PV Hardware (PVH), manufacturer of solar trackers and structures for PV plants, has reported a record $138 million in revenue in Australia in 2022, a turnover that pushes it to the top of the country’s solar tracking market for the 12-month period according to analysis from Rystad Energy RenewableCube.
While perennial heavyweights Nextracker and Array Technologies – both headquartered in the United States – continue to dominate the Australian market for overall totals, PVH said it started construction on more than 1 GW of clean energy projects last year, edging out the other top tier manufacturers.
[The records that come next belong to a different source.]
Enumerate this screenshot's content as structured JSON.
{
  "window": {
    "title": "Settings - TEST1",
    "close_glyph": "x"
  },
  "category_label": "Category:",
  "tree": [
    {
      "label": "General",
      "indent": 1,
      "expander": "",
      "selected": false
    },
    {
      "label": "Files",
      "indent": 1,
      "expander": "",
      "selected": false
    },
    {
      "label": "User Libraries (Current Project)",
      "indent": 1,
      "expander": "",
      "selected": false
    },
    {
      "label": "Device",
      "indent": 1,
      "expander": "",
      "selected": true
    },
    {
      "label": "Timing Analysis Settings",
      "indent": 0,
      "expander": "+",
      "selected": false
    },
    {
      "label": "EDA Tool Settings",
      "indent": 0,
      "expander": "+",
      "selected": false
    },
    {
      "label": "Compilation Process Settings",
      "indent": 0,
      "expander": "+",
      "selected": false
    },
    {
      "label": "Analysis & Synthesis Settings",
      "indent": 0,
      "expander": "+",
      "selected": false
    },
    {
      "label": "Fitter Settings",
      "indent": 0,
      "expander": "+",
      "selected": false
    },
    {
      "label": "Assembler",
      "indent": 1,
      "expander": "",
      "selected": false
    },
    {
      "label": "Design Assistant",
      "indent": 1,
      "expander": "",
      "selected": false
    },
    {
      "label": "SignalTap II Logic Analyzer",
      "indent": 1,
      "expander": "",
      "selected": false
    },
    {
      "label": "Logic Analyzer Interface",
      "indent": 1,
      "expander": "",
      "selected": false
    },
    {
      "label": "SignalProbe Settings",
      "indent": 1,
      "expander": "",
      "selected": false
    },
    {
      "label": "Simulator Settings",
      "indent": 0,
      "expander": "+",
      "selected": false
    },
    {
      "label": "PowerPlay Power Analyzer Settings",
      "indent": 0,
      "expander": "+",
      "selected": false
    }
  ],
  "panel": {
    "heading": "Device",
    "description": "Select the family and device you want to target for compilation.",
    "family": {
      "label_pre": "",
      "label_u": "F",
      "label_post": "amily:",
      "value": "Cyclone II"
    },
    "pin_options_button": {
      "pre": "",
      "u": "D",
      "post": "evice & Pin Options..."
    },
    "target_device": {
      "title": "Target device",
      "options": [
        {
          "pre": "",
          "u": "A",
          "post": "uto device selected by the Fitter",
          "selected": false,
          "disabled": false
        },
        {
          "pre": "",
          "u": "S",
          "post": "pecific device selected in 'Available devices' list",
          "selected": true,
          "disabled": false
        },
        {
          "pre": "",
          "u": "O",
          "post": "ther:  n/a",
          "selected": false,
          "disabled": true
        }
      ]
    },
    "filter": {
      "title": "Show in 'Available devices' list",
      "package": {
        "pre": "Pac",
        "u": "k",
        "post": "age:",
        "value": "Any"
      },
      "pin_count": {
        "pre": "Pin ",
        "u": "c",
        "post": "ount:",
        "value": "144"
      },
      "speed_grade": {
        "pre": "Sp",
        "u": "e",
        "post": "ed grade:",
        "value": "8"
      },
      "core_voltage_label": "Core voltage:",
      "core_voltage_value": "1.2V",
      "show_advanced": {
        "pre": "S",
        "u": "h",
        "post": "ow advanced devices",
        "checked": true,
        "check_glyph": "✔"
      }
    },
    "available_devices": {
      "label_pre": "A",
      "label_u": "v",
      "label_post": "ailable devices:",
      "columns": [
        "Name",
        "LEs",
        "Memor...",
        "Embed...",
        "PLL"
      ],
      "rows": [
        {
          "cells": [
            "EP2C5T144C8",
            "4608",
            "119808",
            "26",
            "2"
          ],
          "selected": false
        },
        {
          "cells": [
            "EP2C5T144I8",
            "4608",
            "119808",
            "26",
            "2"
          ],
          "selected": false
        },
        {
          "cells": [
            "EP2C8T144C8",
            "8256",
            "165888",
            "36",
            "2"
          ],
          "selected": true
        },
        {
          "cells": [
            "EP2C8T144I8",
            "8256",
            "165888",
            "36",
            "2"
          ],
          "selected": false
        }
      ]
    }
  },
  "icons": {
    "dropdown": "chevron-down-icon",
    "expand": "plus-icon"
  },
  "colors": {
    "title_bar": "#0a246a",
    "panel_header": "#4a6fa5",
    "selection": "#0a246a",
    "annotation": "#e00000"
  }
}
PVH secured supply agreements with multiple large-scale projects including the 300 MW Walla Walla Solar Farm owned by Fotowatio Renewable Ventures’ (FRV), and the 330 MW Wellington North Solar Farm owned by UK-headquartered developer Lightsource BP.
The company said it has also entered into negotiations for its second Victorian Renewable Energy Target (VRET) project with an agreement expected to be signed in the first quarter of 2023.
The Spanish manufacturer said it has supplied or has commitments to supply 17 projects totalling more than 1.9 GW since entering the Australian market in 2019 but despite that success PVH APAC Manager Alejandro Cantos believes the company is still in the early stages of Australia’s renewable energy growth.
Cantos said the renewable technology sector has experienced unprecedented growth but with the federal government targeting net zero emissions by 2050, the number of new energy projects being announced is mounting.
The latest data published by the Clean Energy Regulator shows large-scale wind and solar farm investment commitments grew nearly 50% in 2022 and Cantos said PVH is well positioned to take advantage of that growth.
“We still have room for improvement. Now the difficulty remains in securing our recently acquired first position in the market and we firmly believe the best is yet to come,” he said. “I firmly believe this nation has everything it needs to become a renewable superpower not only because of its abundance of raw materials and renewable natural energy sources, but also because of its geopolitical standing.”
Cantos attributed PVH’s success to the company’s technical expertise, product offering and a bespoke approach to the “unique” Australian market.
“Whilst PV Hardware was already a dominant player in Europe, the Middle East and Africa, when we arrived in Australia, we immediately realised that this market was completely different and quite challenging,” he said.
“PVH specialises in adapting our structures into new landscapes and projects. Our philosophy is that if no two sites are identical, why should we apply the same solution to both? Every site is different, every project is different, and each brings its own unique set of challenges linked to its own tailored solutions.”